Quantum field theory approach for multistage chemical kinetics in liquids

TL;DR

This paper introduces CMET, a quantum field theory-based framework for modeling complex multistage chemical reactions in liquids, capturing microscopic correlations beyond traditional methods.

Contribution

It develops a general, numerically integrable set of kinetic equations for multistage reactions, filling a gap in existing theories.

Findings

CMET accurately reproduces established kinetic predictions in various case studies.

The framework effectively accounts for microscopic correlations in reaction-diffusion systems.

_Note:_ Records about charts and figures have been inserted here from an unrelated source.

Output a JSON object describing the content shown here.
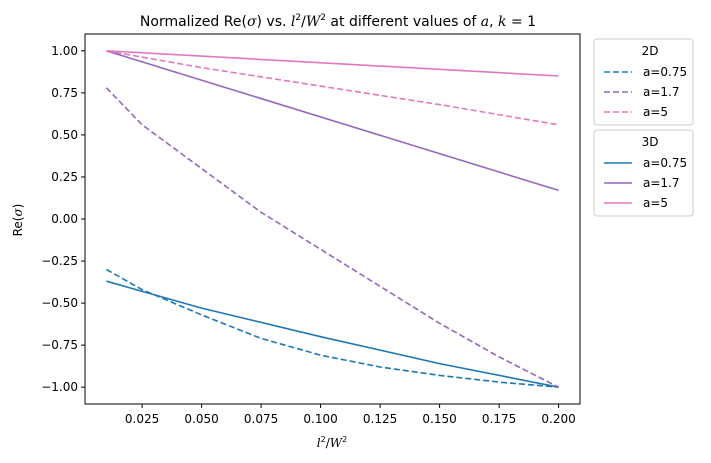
{
  "chart_data": {
    "type": "line",
    "title": {
      "pre": "Normalized Re(",
      "sigma": "σ",
      "mid": ") vs. ",
      "l": "l",
      "l_exp": "2",
      "slash": "/",
      "W": "W",
      "W_exp": "2",
      "post": " at different values of ",
      "a": "a",
      "comma": ", ",
      "k": "k",
      "eq": " = 1"
    },
    "xlabel": {
      "l": "l",
      "l_exp": "2",
      "slash": "/",
      "W": "W",
      "W_exp": "2"
    },
    "ylabel": {
      "pre": "Re(",
      "sigma": "σ",
      "post": ")"
    },
    "xlim": [
      0.001,
      0.209
    ],
    "ylim": [
      -1.1,
      1.1
    ],
    "xticks": [
      0.025,
      0.05,
      0.075,
      0.1,
      0.125,
      0.15,
      0.175,
      0.2
    ],
    "xtick_labels": [
      "0.025",
      "0.050",
      "0.075",
      "0.100",
      "0.125",
      "0.150",
      "0.175",
      "0.200"
    ],
    "yticks": [
      -1.0,
      -0.75,
      -0.5,
      -0.25,
      0.0,
      0.25,
      0.5,
      0.75,
      1.0
    ],
    "ytick_labels": [
      "−1.00",
      "−0.75",
      "−0.50",
      "−0.25",
      "0.00",
      "0.25",
      "0.50",
      "0.75",
      "1.00"
    ],
    "grid": false,
    "legend_placement": "outside right, upper",
    "colors": {
      "a075": "#1f77b4",
      "a17": "#9467bd",
      "a5": "#e377c2"
    },
    "legends": [
      {
        "title": "2D",
        "entries": [
          "a=0.75",
          "a=1.7",
          "a=5"
        ],
        "style": "dashed"
      },
      {
        "title": "3D",
        "entries": [
          "a=0.75",
          "a=1.7",
          "a=5"
        ],
        "style": "solid"
      }
    ],
    "series": [
      {
        "name": "a=0.75",
        "group": "2D",
        "color": "#1f77b4",
        "dash": true,
        "x": [
          0.01,
          0.025,
          0.05,
          0.075,
          0.1,
          0.125,
          0.15,
          0.175,
          0.2
        ],
        "y": [
          -0.3,
          -0.42,
          -0.57,
          -0.71,
          -0.81,
          -0.88,
          -0.93,
          -0.97,
          -1.0
        ]
      },
      {
        "name": "a=1.7",
        "group": "2D",
        "color": "#9467bd",
        "dash": true,
        "x": [
          0.01,
          0.025,
          0.05,
          0.075,
          0.1,
          0.125,
          0.15,
          0.175,
          0.2
        ],
        "y": [
          0.78,
          0.56,
          0.3,
          0.04,
          -0.18,
          -0.4,
          -0.62,
          -0.82,
          -1.0
        ]
      },
      {
        "name": "a=5",
        "group": "2D",
        "color": "#e377c2",
        "dash": true,
        "x": [
          0.01,
          0.05,
          0.1,
          0.15,
          0.2
        ],
        "y": [
          1.0,
          0.9,
          0.79,
          0.68,
          0.56
        ]
      },
      {
        "name": "a=0.75",
        "group": "3D",
        "color": "#1f77b4",
        "dash": false,
        "x": [
          0.01,
          0.05,
          0.1,
          0.15,
          0.2
        ],
        "y": [
          -0.37,
          -0.53,
          -0.7,
          -0.86,
          -1.0
        ]
      },
      {
        "name": "a=1.7",
        "group": "3D",
        "color": "#9467bd",
        "dash": false,
        "x": [
          0.01,
          0.2
        ],
        "y": [
          1.0,
          0.17
        ]
      },
      {
        "name": "a=5",
        "group": "3D",
        "color": "#e377c2",
        "dash": false,
        "x": [
          0.01,
          0.2
        ],
        "y": [
          1.0,
          0.85
        ]
      }
    ]
  }
}
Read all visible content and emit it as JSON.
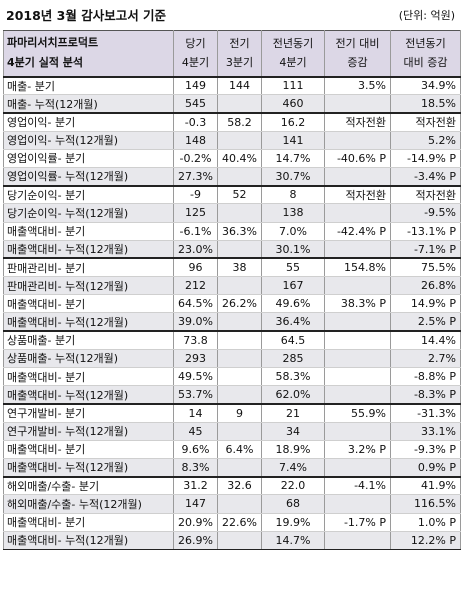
{
  "title": "2018년 3월 감사보고서 기준",
  "unit": "(단위: 억원)",
  "header": {
    "company": "파마리서치프로덕트",
    "subtitle": "4분기 실적 분석",
    "col1a": "당기",
    "col1b": "4분기",
    "col2a": "전기",
    "col2b": "3분기",
    "col3a": "전년동기",
    "col3b": "4분기",
    "col4a": "전기 대비",
    "col4b": "증감",
    "col5a": "전년동기",
    "col5b": "대비 증감"
  },
  "groups": [
    {
      "rows": [
        {
          "label": "매출- 분기",
          "v": [
            "149",
            "144",
            "111",
            "3.5%",
            "34.9%"
          ]
        },
        {
          "label": "매출- 누적(12개월)",
          "v": [
            "545",
            "",
            "460",
            "",
            "18.5%"
          ]
        }
      ]
    },
    {
      "rows": [
        {
          "label": "영업이익- 분기",
          "v": [
            "-0.3",
            "58.2",
            "16.2",
            "적자전환",
            "적자전환"
          ]
        },
        {
          "label": "영업이익- 누적(12개월)",
          "v": [
            "148",
            "",
            "141",
            "",
            "5.2%"
          ]
        },
        {
          "label": "영업이익률- 분기",
          "v": [
            "-0.2%",
            "40.4%",
            "14.7%",
            "-40.6% P",
            "-14.9% P"
          ]
        },
        {
          "label": "영업이익률- 누적(12개월)",
          "v": [
            "27.3%",
            "",
            "30.7%",
            "",
            "-3.4% P"
          ]
        }
      ]
    },
    {
      "rows": [
        {
          "label": "당기순이익- 분기",
          "v": [
            "-9",
            "52",
            "8",
            "적자전환",
            "적자전환"
          ]
        },
        {
          "label": "당기순이익- 누적(12개월)",
          "v": [
            "125",
            "",
            "138",
            "",
            "-9.5%"
          ]
        },
        {
          "label": "매출액대비- 분기",
          "v": [
            "-6.1%",
            "36.3%",
            "7.0%",
            "-42.4% P",
            "-13.1% P"
          ]
        },
        {
          "label": "매출액대비- 누적(12개월)",
          "v": [
            "23.0%",
            "",
            "30.1%",
            "",
            "-7.1% P"
          ]
        }
      ]
    },
    {
      "rows": [
        {
          "label": "판매관리비- 분기",
          "v": [
            "96",
            "38",
            "55",
            "154.8%",
            "75.5%"
          ]
        },
        {
          "label": "판매관리비- 누적(12개월)",
          "v": [
            "212",
            "",
            "167",
            "",
            "26.8%"
          ]
        },
        {
          "label": "매출액대비- 분기",
          "v": [
            "64.5%",
            "26.2%",
            "49.6%",
            "38.3% P",
            "14.9% P"
          ]
        },
        {
          "label": "매출액대비- 누적(12개월)",
          "v": [
            "39.0%",
            "",
            "36.4%",
            "",
            "2.5% P"
          ]
        }
      ]
    },
    {
      "rows": [
        {
          "label": "상품매출- 분기",
          "v": [
            "73.8",
            "",
            "64.5",
            "",
            "14.4%"
          ]
        },
        {
          "label": "상품매출- 누적(12개월)",
          "v": [
            "293",
            "",
            "285",
            "",
            "2.7%"
          ]
        },
        {
          "label": "매출액대비- 분기",
          "v": [
            "49.5%",
            "",
            "58.3%",
            "",
            "-8.8% P"
          ]
        },
        {
          "label": "매출액대비- 누적(12개월)",
          "v": [
            "53.7%",
            "",
            "62.0%",
            "",
            "-8.3% P"
          ]
        }
      ]
    },
    {
      "rows": [
        {
          "label": "연구개발비- 분기",
          "v": [
            "14",
            "9",
            "21",
            "55.9%",
            "-31.3%"
          ]
        },
        {
          "label": "연구개발비- 누적(12개월)",
          "v": [
            "45",
            "",
            "34",
            "",
            "33.1%"
          ]
        },
        {
          "label": "매출액대비- 분기",
          "v": [
            "9.6%",
            "6.4%",
            "18.9%",
            "3.2% P",
            "-9.3% P"
          ]
        },
        {
          "label": "매출액대비- 누적(12개월)",
          "v": [
            "8.3%",
            "",
            "7.4%",
            "",
            "0.9% P"
          ]
        }
      ]
    },
    {
      "rows": [
        {
          "label": "해외매출/수출- 분기",
          "v": [
            "31.2",
            "32.6",
            "22.0",
            "-4.1%",
            "41.9%"
          ]
        },
        {
          "label": "해외매출/수출- 누적(12개월)",
          "v": [
            "147",
            "",
            "68",
            "",
            "116.5%"
          ]
        },
        {
          "label": "매출액대비- 분기",
          "v": [
            "20.9%",
            "22.6%",
            "19.9%",
            "-1.7% P",
            "1.0% P"
          ]
        },
        {
          "label": "매출액대비- 누적(12개월)",
          "v": [
            "26.9%",
            "",
            "14.7%",
            "",
            "12.2% P"
          ]
        }
      ]
    }
  ]
}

CMET provides a versatile tool for simulating complex chemical kinetics.

Abstract

Reaction-diffusion processes play an important role in a variety of physical, chemical, and biological systems. Conventionally, the kinetics of these processes are described by the law of mass action. However, there are various cases where these equations are insufficient. A fundamental challenge lies in accurately accounting for the microscopic correlations that inevitably arise in bimolecular reactions. While approaches to describe microscopic correlations in many specific cases exist, no general theory for multistage reactions has been established. In this article, we apply the quantum field theory approach to derive kinetic equations for general multistage reactive systems termed CMET (complete modified encounter theory). CMET can be formulated as a set of coupled partial differential equations that can be easily integrated numerically, thereby serving as a versatile tool for investigating reaction-diffusion processes. Across multiple case studies, we demonstrated that CMET reproduces the kinetics predicted by many other theories within their respective scopes of applicability.